A new state of the art website for Foodtech
Recognizing the importance of technology in its sector of activity, Foodtech has enhanced its presence on the internet with a new site reflecting the dynamism of the company.
"We want Foodtech to maintain a prominent role also on the internet, with a site that matches our communication strategy. We've simplified the design and made navigation easier for our Italian and international customers, who now have another tool to stay in touch with our staff,” says Stefano Madrone, general manager.
Foodtech: Solutions for extending the shelf-life of fresh pasta
FOODTECH has been working for 15 years in the field of food processing machines, the experience of its staff – acquired developing and carrying Italian technology around the world – is longer.
The company specialty is the thermal treatment of pasta.
FOODTECH designs, manufactures and installs machines and lines for the production of fresh, stabilized, precooked pasta.
The technical expertise, created with the continuous collaboration of expert technologists and specialized suppliers, allows FOODTECH to offer reliable, customized solutions and comprehensive advice on production processes, also in relation to the extension of product shelf-life.

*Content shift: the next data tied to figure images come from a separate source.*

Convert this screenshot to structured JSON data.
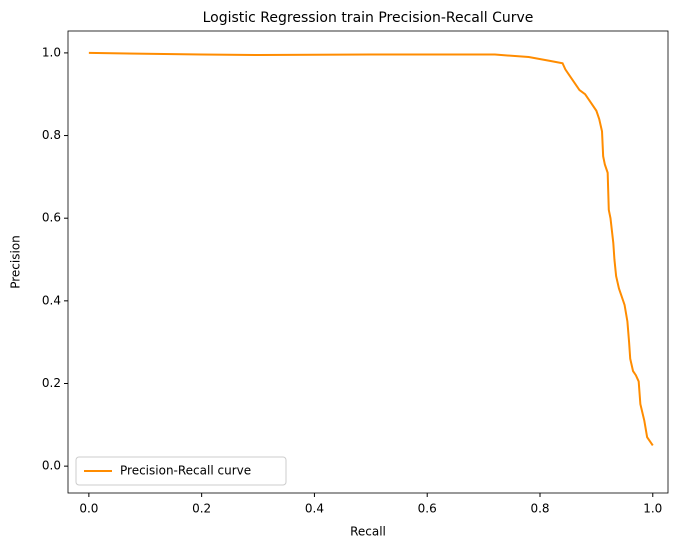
{
  "chart_data": {
    "type": "line",
    "title": "Logistic Regression train Precision-Recall Curve",
    "xlabel": "Recall",
    "ylabel": "Precision",
    "x": [
      0,
      0.1,
      0.2,
      0.3,
      0.5,
      0.72,
      0.78,
      0.82,
      0.84,
      0.845,
      0.855,
      0.86,
      0.87,
      0.88,
      0.89,
      0.9,
      0.905,
      0.91,
      0.912,
      0.915,
      0.92,
      0.922,
      0.925,
      0.93,
      0.932,
      0.935,
      0.94,
      0.945,
      0.95,
      0.955,
      0.958,
      0.96,
      0.965,
      0.97,
      0.975,
      0.978,
      0.985,
      0.99,
      0.995,
      1.0
    ],
    "series": [
      {
        "name": "Precision-Recall curve",
        "color": "#ff8c00",
        "values": [
          1.0,
          0.998,
          0.996,
          0.995,
          0.996,
          0.996,
          0.99,
          0.98,
          0.975,
          0.96,
          0.94,
          0.93,
          0.91,
          0.9,
          0.88,
          0.86,
          0.84,
          0.81,
          0.75,
          0.73,
          0.71,
          0.62,
          0.6,
          0.54,
          0.5,
          0.46,
          0.43,
          0.41,
          0.39,
          0.35,
          0.3,
          0.26,
          0.23,
          0.22,
          0.205,
          0.15,
          0.11,
          0.07,
          0.06,
          0.05
        ]
      }
    ],
    "xlim": [
      -0.037,
      1.027
    ],
    "ylim": [
      -0.065,
      1.053
    ],
    "xticks": [
      {
        "value": 0,
        "label": "0.0"
      },
      {
        "value": 0.2,
        "label": "0.2"
      },
      {
        "value": 0.4,
        "label": "0.4"
      },
      {
        "value": 0.6,
        "label": "0.6"
      },
      {
        "value": 0.8,
        "label": "0.8"
      },
      {
        "value": 1,
        "label": "1.0"
      }
    ],
    "yticks": [
      {
        "value": 0,
        "label": "0.0"
      },
      {
        "value": 0.2,
        "label": "0.2"
      },
      {
        "value": 0.4,
        "label": "0.4"
      },
      {
        "value": 0.6,
        "label": "0.6"
      },
      {
        "value": 0.8,
        "label": "0.8"
      },
      {
        "value": 1,
        "label": "1.0"
      }
    ],
    "legend": "lower left"
  }
}
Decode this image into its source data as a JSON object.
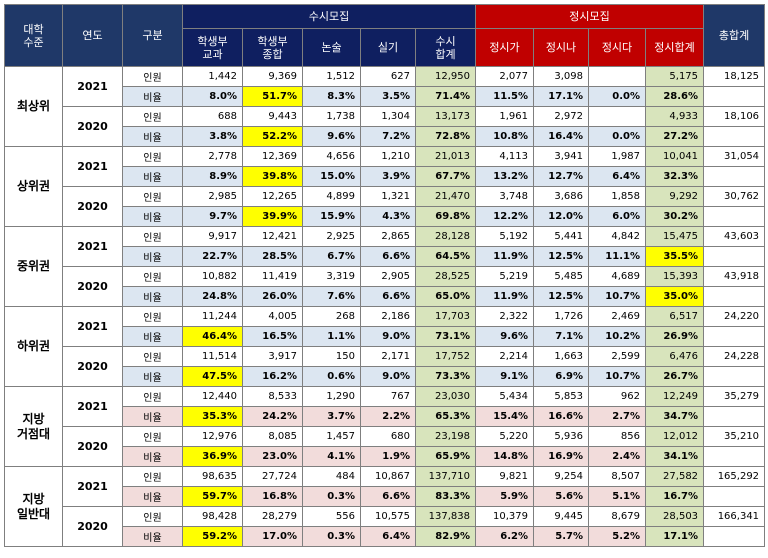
{
  "header": {
    "tier": [
      "대학",
      "수준"
    ],
    "year": "연도",
    "category": "구분",
    "susi_group": "수시모집",
    "jeongsi_group": "정시모집",
    "grand_total": "총합계",
    "cols": [
      [
        "학생부",
        "교과"
      ],
      [
        "학생부",
        "종합"
      ],
      [
        "논술"
      ],
      [
        "실기"
      ],
      [
        "수시",
        "합계"
      ],
      [
        "정시가"
      ],
      [
        "정시나"
      ],
      [
        "정시다"
      ],
      [
        "정시합계"
      ]
    ]
  },
  "labels": {
    "count": "인원",
    "ratio": "비율"
  },
  "groups": [
    {
      "tier": [
        "최상위"
      ],
      "tone": "blue",
      "years": [
        {
          "year": "2021",
          "count": {
            "vals": [
              "1,442",
              "9,369",
              "1,512",
              "627",
              "12,950",
              "2,077",
              "3,098",
              "",
              "5,175"
            ],
            "total": "18,125"
          },
          "ratio": {
            "vals": [
              "8.0%",
              "51.7%",
              "8.3%",
              "3.5%",
              "71.4%",
              "11.5%",
              "17.1%",
              "0.0%",
              "28.6%"
            ],
            "hl": [
              1
            ]
          }
        },
        {
          "year": "2020",
          "count": {
            "vals": [
              "688",
              "9,443",
              "1,738",
              "1,304",
              "13,173",
              "1,961",
              "2,972",
              "",
              "4,933"
            ],
            "total": "18,106"
          },
          "ratio": {
            "vals": [
              "3.8%",
              "52.2%",
              "9.6%",
              "7.2%",
              "72.8%",
              "10.8%",
              "16.4%",
              "0.0%",
              "27.2%"
            ],
            "hl": [
              1
            ]
          }
        }
      ]
    },
    {
      "tier": [
        "상위권"
      ],
      "tone": "blue",
      "years": [
        {
          "year": "2021",
          "count": {
            "vals": [
              "2,778",
              "12,369",
              "4,656",
              "1,210",
              "21,013",
              "4,113",
              "3,941",
              "1,987",
              "10,041"
            ],
            "total": "31,054"
          },
          "ratio": {
            "vals": [
              "8.9%",
              "39.8%",
              "15.0%",
              "3.9%",
              "67.7%",
              "13.2%",
              "12.7%",
              "6.4%",
              "32.3%"
            ],
            "hl": [
              1
            ]
          }
        },
        {
          "year": "2020",
          "count": {
            "vals": [
              "2,985",
              "12,265",
              "4,899",
              "1,321",
              "21,470",
              "3,748",
              "3,686",
              "1,858",
              "9,292"
            ],
            "total": "30,762"
          },
          "ratio": {
            "vals": [
              "9.7%",
              "39.9%",
              "15.9%",
              "4.3%",
              "69.8%",
              "12.2%",
              "12.0%",
              "6.0%",
              "30.2%"
            ],
            "hl": [
              1
            ]
          }
        }
      ]
    },
    {
      "tier": [
        "중위권"
      ],
      "tone": "blue",
      "years": [
        {
          "year": "2021",
          "count": {
            "vals": [
              "9,917",
              "12,421",
              "2,925",
              "2,865",
              "28,128",
              "5,192",
              "5,441",
              "4,842",
              "15,475"
            ],
            "total": "43,603"
          },
          "ratio": {
            "vals": [
              "22.7%",
              "28.5%",
              "6.7%",
              "6.6%",
              "64.5%",
              "11.9%",
              "12.5%",
              "11.1%",
              "35.5%"
            ],
            "hl": [
              8
            ]
          }
        },
        {
          "year": "2020",
          "count": {
            "vals": [
              "10,882",
              "11,419",
              "3,319",
              "2,905",
              "28,525",
              "5,219",
              "5,485",
              "4,689",
              "15,393"
            ],
            "total": "43,918"
          },
          "ratio": {
            "vals": [
              "24.8%",
              "26.0%",
              "7.6%",
              "6.6%",
              "65.0%",
              "11.9%",
              "12.5%",
              "10.7%",
              "35.0%"
            ],
            "hl": [
              8
            ]
          }
        }
      ]
    },
    {
      "tier": [
        "하위권"
      ],
      "tone": "blue",
      "years": [
        {
          "year": "2021",
          "count": {
            "vals": [
              "11,244",
              "4,005",
              "268",
              "2,186",
              "17,703",
              "2,322",
              "1,726",
              "2,469",
              "6,517"
            ],
            "total": "24,220"
          },
          "ratio": {
            "vals": [
              "46.4%",
              "16.5%",
              "1.1%",
              "9.0%",
              "73.1%",
              "9.6%",
              "7.1%",
              "10.2%",
              "26.9%"
            ],
            "hl": [
              0
            ]
          }
        },
        {
          "year": "2020",
          "count": {
            "vals": [
              "11,514",
              "3,917",
              "150",
              "2,171",
              "17,752",
              "2,214",
              "1,663",
              "2,599",
              "6,476"
            ],
            "total": "24,228"
          },
          "ratio": {
            "vals": [
              "47.5%",
              "16.2%",
              "0.6%",
              "9.0%",
              "73.3%",
              "9.1%",
              "6.9%",
              "10.7%",
              "26.7%"
            ],
            "hl": [
              0
            ]
          }
        }
      ]
    },
    {
      "tier": [
        "지방",
        "거점대"
      ],
      "tone": "pink",
      "years": [
        {
          "year": "2021",
          "count": {
            "vals": [
              "12,440",
              "8,533",
              "1,290",
              "767",
              "23,030",
              "5,434",
              "5,853",
              "962",
              "12,249"
            ],
            "total": "35,279"
          },
          "ratio": {
            "vals": [
              "35.3%",
              "24.2%",
              "3.7%",
              "2.2%",
              "65.3%",
              "15.4%",
              "16.6%",
              "2.7%",
              "34.7%"
            ],
            "hl": [
              0
            ]
          }
        },
        {
          "year": "2020",
          "count": {
            "vals": [
              "12,976",
              "8,085",
              "1,457",
              "680",
              "23,198",
              "5,220",
              "5,936",
              "856",
              "12,012"
            ],
            "total": "35,210"
          },
          "ratio": {
            "vals": [
              "36.9%",
              "23.0%",
              "4.1%",
              "1.9%",
              "65.9%",
              "14.8%",
              "16.9%",
              "2.4%",
              "34.1%"
            ],
            "hl": [
              0
            ]
          }
        }
      ]
    },
    {
      "tier": [
        "지방",
        "일반대"
      ],
      "tone": "pink",
      "years": [
        {
          "year": "2021",
          "count": {
            "vals": [
              "98,635",
              "27,724",
              "484",
              "10,867",
              "137,710",
              "9,821",
              "9,254",
              "8,507",
              "27,582"
            ],
            "total": "165,292"
          },
          "ratio": {
            "vals": [
              "59.7%",
              "16.8%",
              "0.3%",
              "6.6%",
              "83.3%",
              "5.9%",
              "5.6%",
              "5.1%",
              "16.7%"
            ],
            "hl": [
              0
            ]
          }
        },
        {
          "year": "2020",
          "count": {
            "vals": [
              "98,428",
              "28,279",
              "556",
              "10,575",
              "137,838",
              "10,379",
              "9,445",
              "8,679",
              "28,503"
            ],
            "total": "166,341"
          },
          "ratio": {
            "vals": [
              "59.2%",
              "17.0%",
              "0.3%",
              "6.4%",
              "82.9%",
              "6.2%",
              "5.7%",
              "5.2%",
              "17.1%"
            ],
            "hl": [
              0
            ]
          }
        }
      ]
    }
  ]
}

With reference to the production of fresh filled pasta, FOODTECH has focused on steam pasteurization to obtain fresh packaged pasta with a shelf-life of 40 days at 4°C, subjecting the product to moist heat treatment, without using preservatives to prolong its life. Using steam, a type of clean energy without pollution even if dispersed into the environment, FOODTECH machines have achieved excellent thermal performance and uniformity of heat distribution on the product with low consumption.
The treatment lines can be managed through a general electrical panel, with a PLC to program the production of dough (by setting the percentage of flour, eggs, water and other ingredients) and filling (through the identification code of each filling type), and to establish the parameters of pasteurization (i.e. the treatment temperature and time according to the type, weight and size of the product), pre-drying (through the regulation of treatment temperature, moisture content and time), and cooling (by setting treatment temperature, time and air speed).
From the PLC the operator can control the stocks in the flour silos and the cell temperature for the different raw materials. All data are transmitted to the terminal which tracks the various production batches recording ingredients, dough and filling recipes, all process parameters.